Теперь несет, несет меня
из этих мест
в края иные,
и все подробности земные
туманнее день ото дня.
Загадываю наперед,
заглядываю в даль такую,
что даже оторопь берет.
А с тем, что есть,
уже тоскую.
Всё лучше вижу,
что вдали.
Всё хуже вижу то,
что рядом.
Как будто бы мне привели
всё дальнее
с доставкой на дом.
Боюсь, что мимо вновь пройду,
так уже было,
вспоминаю,
и не замечу на ходу,
не отзовусь
и не признаю.
Ведь было же не так давно —
прошел, не замечая, мимо.
А так теперь необходимо,
но повториться не дано.
Очки? А что они дают?
Очки, они не помогают,
не видят,
а предполагают,
не знают,
а преподают.
Всё хуже вижу,
что вблизи,
Всё лучше вижу вдаль —
всё дальше.
А так недалеко до фальши,
и я прошу тебя:
спаси!
ВЗДОХ ОБЛЕГЧЕНИЯ
124. ТЫ СЛЫШИШЬ?
Уже отболела во мне эта женщина
и отоснилась.
Нет, нет…
отоснилась.
А ваза искрилась и пела,
та ваза, что с нею давно мы купили когда-то.

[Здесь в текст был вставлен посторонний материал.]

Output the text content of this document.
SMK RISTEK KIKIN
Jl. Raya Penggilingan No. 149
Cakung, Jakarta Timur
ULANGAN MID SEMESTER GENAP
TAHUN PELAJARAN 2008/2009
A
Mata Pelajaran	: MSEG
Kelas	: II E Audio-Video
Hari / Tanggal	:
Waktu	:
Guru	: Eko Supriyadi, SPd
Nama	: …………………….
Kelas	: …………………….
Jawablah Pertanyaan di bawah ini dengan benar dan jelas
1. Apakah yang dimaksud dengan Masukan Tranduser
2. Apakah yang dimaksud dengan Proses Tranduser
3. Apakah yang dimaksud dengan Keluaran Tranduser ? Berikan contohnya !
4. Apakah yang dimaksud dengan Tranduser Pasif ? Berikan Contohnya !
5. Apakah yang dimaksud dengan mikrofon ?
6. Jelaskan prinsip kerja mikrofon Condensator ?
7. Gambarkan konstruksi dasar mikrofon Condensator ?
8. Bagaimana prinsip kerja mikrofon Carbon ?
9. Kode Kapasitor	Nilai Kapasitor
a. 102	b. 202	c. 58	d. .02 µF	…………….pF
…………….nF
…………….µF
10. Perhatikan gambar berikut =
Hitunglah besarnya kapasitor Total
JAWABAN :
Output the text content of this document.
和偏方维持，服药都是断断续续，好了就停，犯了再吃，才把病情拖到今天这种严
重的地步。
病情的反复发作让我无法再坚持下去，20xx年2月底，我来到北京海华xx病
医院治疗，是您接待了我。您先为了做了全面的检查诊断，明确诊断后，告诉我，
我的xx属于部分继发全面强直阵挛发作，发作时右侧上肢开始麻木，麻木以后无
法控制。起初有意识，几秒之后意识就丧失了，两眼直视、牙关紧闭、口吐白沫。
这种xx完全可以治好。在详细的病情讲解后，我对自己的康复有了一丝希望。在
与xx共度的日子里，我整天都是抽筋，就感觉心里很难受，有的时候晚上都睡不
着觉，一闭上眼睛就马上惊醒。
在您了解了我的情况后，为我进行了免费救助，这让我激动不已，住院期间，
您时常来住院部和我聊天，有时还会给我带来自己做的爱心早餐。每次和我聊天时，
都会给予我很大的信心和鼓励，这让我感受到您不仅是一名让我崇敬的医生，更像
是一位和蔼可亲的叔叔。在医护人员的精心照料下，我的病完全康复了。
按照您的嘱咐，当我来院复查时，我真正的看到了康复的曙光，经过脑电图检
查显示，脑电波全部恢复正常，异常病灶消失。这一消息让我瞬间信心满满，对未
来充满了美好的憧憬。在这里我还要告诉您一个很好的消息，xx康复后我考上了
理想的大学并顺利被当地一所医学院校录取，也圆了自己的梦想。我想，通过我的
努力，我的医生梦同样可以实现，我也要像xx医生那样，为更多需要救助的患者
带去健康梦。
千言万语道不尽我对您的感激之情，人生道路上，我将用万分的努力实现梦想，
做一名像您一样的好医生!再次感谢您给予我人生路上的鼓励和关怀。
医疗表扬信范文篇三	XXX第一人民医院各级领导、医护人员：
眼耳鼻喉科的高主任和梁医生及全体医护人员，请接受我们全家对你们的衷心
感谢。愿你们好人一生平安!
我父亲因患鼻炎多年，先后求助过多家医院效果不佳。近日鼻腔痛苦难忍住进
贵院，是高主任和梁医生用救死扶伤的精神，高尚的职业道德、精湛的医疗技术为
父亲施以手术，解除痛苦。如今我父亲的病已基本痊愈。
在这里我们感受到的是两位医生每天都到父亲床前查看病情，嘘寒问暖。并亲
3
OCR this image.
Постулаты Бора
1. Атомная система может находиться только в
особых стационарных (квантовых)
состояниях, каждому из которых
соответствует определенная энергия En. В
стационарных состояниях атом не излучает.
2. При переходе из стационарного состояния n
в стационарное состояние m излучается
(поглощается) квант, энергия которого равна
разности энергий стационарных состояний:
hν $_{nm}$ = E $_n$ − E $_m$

Та ваза жила на полу, поблескивая синевато…
В тот день было столько цветов.
Куда их девать, мы не знали.
Взявшись за руки,
в солнце,
мы шли по долине Арбата.
В тот день и купили мы эту метровую вазу
и сразу
поставили на пол..
Отболела та женщина
и отоснилась.
А ваза стояла одна эти годы.
И не виновата.
Все эти длинные годы в ней жили цветы.
Моей была ваза.
В ней голос ее просыпался в хрусталинке каждой,
то болью моей, то надеждой, то жаждой,
гранью любой отражаясь
в хрусталике глаза…
И вот,
возвратись из Ханоя,
уставший от зноя Вьетнама,
я вазу свою обхватил
и понес напоить
и цветами наполнить…
И как она вдруг ускользнула —
теперь и не вспомнить.
Склонясь над осколками колкими,
я не верил упрямо.
«Это что за примета?» —
ответа просил у соседей.
«Скажите, к чему бы?» —
тянул онемевшие губы…
И ночью, поднявшись, еле дождался рассвета,
звонил я той женщине:
«Что это значит?
Какая примета?
Ответь мне —
к чему это: вазы той самой не стало?..»
— «Ах, это к хорошему, —
грустно сказала, устало, —
только осколки в доме уже не держи,
понимаешь…»
А тут меня снова дальние взяли дороги.
Опять я взлетел над землей.
И ходил по Парижу.
Когда-то мы с нею ходили вот здесь
и смеялись от счастья.
Несло меня дальше.
И в спящем Мадриде я слышал
звон моей вазы…
Внизу Атлантический океан отзывался,
и дальше
висел над водой до самого Пуэрто-Рико.
Мы ночь догоняли до спелых огней Каракаса.
«Ну что это значит?» —
вопрос разрастался до крика.
«Что это значит?» —
звенела во мне моя ваза…
На правом крыле самолета
Большая Медведица стыла.
В лохматые звезды
месяц взлетел вверх рогами.
И Тихий уже
океан
облаками размыло.
Потом в самолете забрезжил рассвет.
И потом,
это чудо —
Сантьяго
и Исла Ниегра.
И самое это:
в колокола ударяет Пабло Неруда.
Ничего не забуду.
Тихий оплескивал камни.
Необычный дом Пабло,
на каравеллу похожий,
и его самого.
Жал руку морскими руками…
А я всё раздумывал над собою
и что-то итожил…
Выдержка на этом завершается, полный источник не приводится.